Prints pairwise correlation matrix flagging statistically significant correlations using one of a few different methods.

Usage

pwCorrMat(
  formula,
  data,
  method = c("z", "t", "sim"),
  weight = NULL,
  alpha = 0.05,
  ...
)

Arguments

formula

A right-sided formula giving the variables to be correlated separated by pluses.

data

A data frame where the variables in the formula can be found.

method

A method for calculating the significance of the of the correlation - one of "z", "t" or "sim". When correlations are calculated with weights, a bootstrap is used to generate p-values regardless of the method specified. See details for more.

weight

A vector of weightings as long as there are rows in data.

alpha

Cutoff for identifying significant correlations.

...

Other arguments to be passed down to sig.cor.

Value

An object of class pwc, which is a list with elements rSig which is a lower-triangular correlation matrix where only significant correlations are printed, r which is the raw-data pairwise correlation matrix and p which gives the p-values of all of the correlations.

Details

The significance is found through one of three ways.
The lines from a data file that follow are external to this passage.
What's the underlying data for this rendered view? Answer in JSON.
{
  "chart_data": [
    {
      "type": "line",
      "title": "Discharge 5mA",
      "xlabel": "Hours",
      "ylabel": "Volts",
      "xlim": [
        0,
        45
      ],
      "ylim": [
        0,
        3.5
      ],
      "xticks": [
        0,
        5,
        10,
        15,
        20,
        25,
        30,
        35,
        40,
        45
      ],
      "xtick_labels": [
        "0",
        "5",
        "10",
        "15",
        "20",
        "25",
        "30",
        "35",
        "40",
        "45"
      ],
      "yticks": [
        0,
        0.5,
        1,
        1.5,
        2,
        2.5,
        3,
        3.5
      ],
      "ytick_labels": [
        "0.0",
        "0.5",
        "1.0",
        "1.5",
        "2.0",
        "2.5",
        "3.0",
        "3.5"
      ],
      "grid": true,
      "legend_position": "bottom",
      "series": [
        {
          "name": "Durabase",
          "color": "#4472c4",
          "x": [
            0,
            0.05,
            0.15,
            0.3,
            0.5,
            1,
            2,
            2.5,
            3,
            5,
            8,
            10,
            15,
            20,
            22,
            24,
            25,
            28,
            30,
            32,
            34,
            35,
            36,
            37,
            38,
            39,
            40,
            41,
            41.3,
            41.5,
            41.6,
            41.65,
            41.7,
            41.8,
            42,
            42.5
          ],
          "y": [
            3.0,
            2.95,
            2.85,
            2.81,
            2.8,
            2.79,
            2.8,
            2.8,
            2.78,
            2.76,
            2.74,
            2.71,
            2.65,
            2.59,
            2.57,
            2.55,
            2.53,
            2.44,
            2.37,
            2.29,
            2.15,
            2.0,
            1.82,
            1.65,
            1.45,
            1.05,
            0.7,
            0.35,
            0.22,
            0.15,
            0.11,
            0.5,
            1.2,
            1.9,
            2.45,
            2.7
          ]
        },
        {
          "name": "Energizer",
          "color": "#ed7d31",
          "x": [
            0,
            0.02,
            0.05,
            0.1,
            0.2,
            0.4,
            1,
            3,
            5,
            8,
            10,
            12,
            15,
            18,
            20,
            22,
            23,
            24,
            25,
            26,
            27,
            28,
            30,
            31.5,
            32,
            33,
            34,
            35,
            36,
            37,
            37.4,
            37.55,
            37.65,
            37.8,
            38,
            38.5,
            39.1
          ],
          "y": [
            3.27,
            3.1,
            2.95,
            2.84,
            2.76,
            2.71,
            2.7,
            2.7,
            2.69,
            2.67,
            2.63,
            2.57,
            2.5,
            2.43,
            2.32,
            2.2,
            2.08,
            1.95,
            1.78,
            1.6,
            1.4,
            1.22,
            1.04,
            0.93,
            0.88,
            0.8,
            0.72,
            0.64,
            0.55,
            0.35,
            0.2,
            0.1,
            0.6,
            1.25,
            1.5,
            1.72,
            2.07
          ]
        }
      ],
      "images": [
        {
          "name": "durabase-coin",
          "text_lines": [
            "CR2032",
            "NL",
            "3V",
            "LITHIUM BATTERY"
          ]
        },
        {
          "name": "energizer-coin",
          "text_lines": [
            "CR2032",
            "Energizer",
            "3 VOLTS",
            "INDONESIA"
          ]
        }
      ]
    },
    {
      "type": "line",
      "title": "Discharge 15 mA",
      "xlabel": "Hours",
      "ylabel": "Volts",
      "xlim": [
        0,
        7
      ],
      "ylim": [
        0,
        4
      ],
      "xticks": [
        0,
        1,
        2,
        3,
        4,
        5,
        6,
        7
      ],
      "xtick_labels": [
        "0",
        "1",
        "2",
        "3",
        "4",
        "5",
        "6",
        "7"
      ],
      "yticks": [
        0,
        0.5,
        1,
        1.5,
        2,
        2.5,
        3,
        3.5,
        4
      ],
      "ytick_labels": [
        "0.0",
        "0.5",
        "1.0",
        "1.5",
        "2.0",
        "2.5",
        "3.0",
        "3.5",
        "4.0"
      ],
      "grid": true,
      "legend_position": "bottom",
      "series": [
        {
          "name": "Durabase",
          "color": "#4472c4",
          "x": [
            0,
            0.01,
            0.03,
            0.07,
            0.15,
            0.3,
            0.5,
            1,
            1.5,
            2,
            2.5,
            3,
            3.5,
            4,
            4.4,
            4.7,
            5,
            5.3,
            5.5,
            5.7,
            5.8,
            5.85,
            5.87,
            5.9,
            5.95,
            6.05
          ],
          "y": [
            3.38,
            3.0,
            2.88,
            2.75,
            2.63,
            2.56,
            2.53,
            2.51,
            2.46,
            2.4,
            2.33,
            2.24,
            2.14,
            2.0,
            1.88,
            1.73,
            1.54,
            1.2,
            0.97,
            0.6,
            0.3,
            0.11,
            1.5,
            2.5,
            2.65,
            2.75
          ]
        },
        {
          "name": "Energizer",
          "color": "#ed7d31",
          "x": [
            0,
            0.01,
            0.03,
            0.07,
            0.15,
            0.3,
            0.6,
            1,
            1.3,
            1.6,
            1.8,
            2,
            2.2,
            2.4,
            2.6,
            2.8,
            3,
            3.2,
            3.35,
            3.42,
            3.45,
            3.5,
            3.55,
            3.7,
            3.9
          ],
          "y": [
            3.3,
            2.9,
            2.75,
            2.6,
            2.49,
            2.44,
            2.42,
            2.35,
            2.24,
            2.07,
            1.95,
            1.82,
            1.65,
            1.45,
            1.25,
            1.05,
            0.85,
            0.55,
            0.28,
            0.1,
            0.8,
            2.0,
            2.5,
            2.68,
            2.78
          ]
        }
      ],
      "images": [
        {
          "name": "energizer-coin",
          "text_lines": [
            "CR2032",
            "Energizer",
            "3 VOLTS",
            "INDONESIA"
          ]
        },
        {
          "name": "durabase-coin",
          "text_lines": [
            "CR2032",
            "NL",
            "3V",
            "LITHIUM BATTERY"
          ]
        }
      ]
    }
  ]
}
For correlation r, the z-transformation is .5*log((1+r)/(1-r)), the p-value for which is found using the standard normal distribution. The t-transformation is r*sqrt((n-2)/(1-r^2)), the p-value for which is found using a t-distribution with n-2 degrees of freedom. The "sim" method uses a permutation test to build the sampling distribution of the correlation under the null hypothesis and then calculates a p-value from that distribution.